Source: Country Woman- JoAnn Hillard, East Liverppool, Ohio

Serves 10 people

Categories: Soups- Stews -Chowder-Chili

Ingredients

  • 1 lb. fully cooked bratwurst links, cut into 1/2 inch slices
  • 2 medium potatoes, peeled and chopped
  • 2 cups water
  • 1 medium onion, chopped
  • 1/2 tsp. salt
  • Dash pepper
  • 4 cups shredded cabbage
  • 3 cups milk, divided
  • 2 Tbsp. all-purpose flour
  • 1 cup (4oz.) shredded Swiss cheese

Directions

  1. In a Dutch oven or soup kettle, combine the bratwurst, potatoes, water onion, salt and pepper.

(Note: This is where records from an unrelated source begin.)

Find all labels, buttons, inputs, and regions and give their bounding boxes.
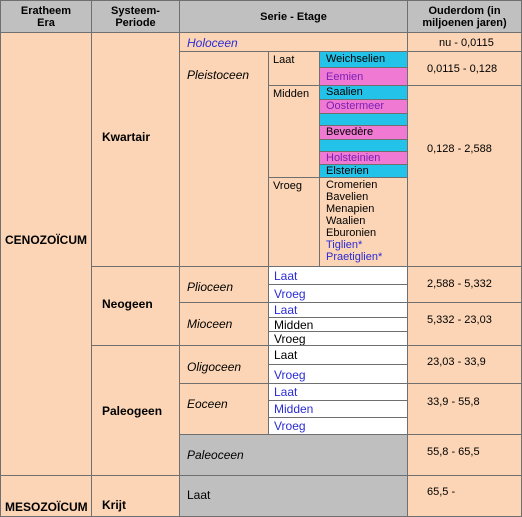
series-krijt-laat-cell (179, 475, 408, 517)
era-cenozoicum-cell (0, 32, 92, 476)
stage-eemien (319, 67, 408, 86)
stage-elsterien-label: Elsterien (326, 165, 369, 177)
age-krijt-label: 65,5 - (427, 486, 456, 498)
header-ouderdom: Ouderdom (in miljoenen jaren) (407, 0, 522, 33)
age-holoceen (407, 32, 522, 52)
period-kwartair-cell (91, 32, 180, 267)
stage-oostermeer (319, 99, 408, 114)
series-pleistoceen-cell (179, 51, 269, 267)
plioceen-laat-label: Laat (274, 269, 298, 283)
era-mesozoicum-label: MESOZOÏCUM (5, 500, 88, 514)
age-mioceen-label: 5,332 - 23,03 (427, 314, 492, 326)
stage-bevedere-label: Bevedère (326, 126, 374, 138)
series-mioceen-label: Mioceen (187, 317, 233, 331)
period-neogeen-cell (91, 266, 180, 346)
series-paleoceen-label: Paleoceen (187, 448, 244, 462)
mioceen-vroeg (268, 331, 408, 346)
series-paleoceen-cell (179, 434, 408, 476)
stage-vroeg-list (319, 177, 408, 267)
series-holoceen-label: Holoceen (187, 36, 238, 50)
stage-weichselien (319, 51, 408, 68)
age-holoceen-label: nu - 0,0115 (439, 37, 494, 49)
stage-bavelien: Bavelien (326, 191, 369, 203)
age-oligoceen-label: 23,03 - 33,9 (427, 356, 486, 368)
series-pleistoceen-label: Pleistoceen (187, 68, 250, 82)
series-oligoceen-label: Oligoceen (187, 360, 242, 374)
mioceen-laat (268, 302, 408, 318)
oligoceen-vroeg-label: Vroeg (274, 368, 306, 382)
sub-laat-pleist (268, 51, 320, 86)
mioceen-laat-label: Laat (274, 303, 298, 317)
period-neogeen-label: Neogeen (102, 297, 153, 311)
header-periode: Systeem- Periode (91, 0, 180, 33)
stage-elsterien (319, 164, 408, 178)
age-krijt (407, 475, 522, 517)
series-eoceen-label: Eoceen (187, 397, 228, 411)
stage-tiglien: Tiglien* (326, 239, 363, 251)
stage-cromerien: Cromerien (326, 179, 378, 191)
period-kwartair-label: Kwartair (102, 130, 151, 144)
age-plioceen (407, 266, 522, 303)
age-plioceen-label: 2,588 - 5,332 (427, 278, 492, 290)
header-serie: Serie - Etage (179, 0, 408, 33)
series-eoceen-cell (179, 383, 269, 435)
sub-midden-pleist (268, 85, 320, 178)
eoceen-laat-label: Laat (274, 385, 298, 399)
stage-eburonien: Eburonien (326, 227, 377, 239)
age-laat-pleist (407, 51, 522, 86)
plioceen-laat (268, 266, 408, 285)
stage-praetiglien: Praetiglien* (326, 251, 383, 263)
stage-vroeg-entries (326, 179, 382, 263)
plioceen-vroeg (268, 284, 408, 303)
stage-waalien: Waalien (326, 215, 366, 227)
sub-vroeg-pleist (268, 177, 320, 267)
plioceen-vroeg-label: Vroeg (274, 287, 306, 301)
series-holoceen-cell (179, 32, 408, 52)
series-plioceen-label: Plioceen (187, 280, 234, 294)
stage-bevedere (319, 125, 408, 140)
mioceen-midden-label: Midden (274, 318, 314, 332)
stage-oostermeer-label: Oostermeer (326, 100, 385, 112)
age-oligoceen (407, 345, 522, 384)
stage-saalien (319, 85, 408, 100)
stage-eemien-label: Eemien (326, 71, 364, 83)
stage-holsteinien-label: Holsteinien (326, 152, 381, 164)
period-krijt-label: Krijt (102, 498, 126, 512)
stage-weichselien-label: Weichselien (326, 53, 386, 65)
header-era: Eratheem Era (0, 0, 92, 33)
mioceen-vroeg-label: Vroeg (274, 332, 306, 346)
series-plioceen-cell (179, 266, 269, 303)
period-paleogeen-label: Paleogeen (102, 404, 163, 418)
sub-vroeg-pleist-label: Vroeg (273, 180, 302, 192)
period-krijt-cell (91, 475, 180, 517)
period-paleogeen-cell (91, 345, 180, 476)
eoceen-vroeg-label: Vroeg (274, 419, 306, 433)
era-cenozoicum-label: CENOZOÏCUM (5, 233, 87, 247)
oligoceen-laat (268, 345, 408, 365)
sub-midden-pleist-label: Midden (273, 88, 310, 100)
stage-holsteinien (319, 151, 408, 165)
sub-laat-pleist-label: Laat (273, 54, 295, 66)
age-midden-pleist-label: 0,128 - 2,588 (427, 143, 492, 155)
series-krijt-laat-label: Laat (187, 488, 211, 502)
stage-menapien: Menapien (326, 203, 375, 215)
series-mioceen-cell (179, 302, 269, 346)
age-midden-pleist (407, 85, 522, 267)
eoceen-laat (268, 383, 408, 401)
age-paleoceen-label: 55,8 - 65,5 (427, 446, 480, 458)
eoceen-midden-label: Midden (274, 402, 314, 416)
age-paleoceen (407, 434, 522, 476)
age-laat-pleist-label: 0,0115 - 0,128 (427, 63, 498, 75)
oligoceen-vroeg (268, 364, 408, 384)
mioceen-midden (268, 317, 408, 332)
age-mioceen (407, 302, 522, 346)
eoceen-midden (268, 400, 408, 418)
age-eoceen (407, 383, 522, 435)
series-oligoceen-cell (179, 345, 269, 384)
era-mesozoicum-cell (0, 475, 92, 517)
oligoceen-laat-label: Laat (274, 348, 298, 362)
stage-saalien-label: Saalien (326, 86, 363, 98)
age-eoceen-label: 33,9 - 55,8 (427, 396, 480, 408)
eoceen-vroeg (268, 417, 408, 435)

Bring to a boil. Reduce heat; cover and simmer for 10 minutes. Add the cabbage.
  2. Cover and simmer for 10-15 minutes or until vegetables are tender.
  3. Stir in 2 1/2 cups milk. Combine flour and remaining milk until smooth. Stir into soup. Bring to a boil; cook and stir for 2 minutes or until thickened. Remove from heat. Stir in cheese until melted.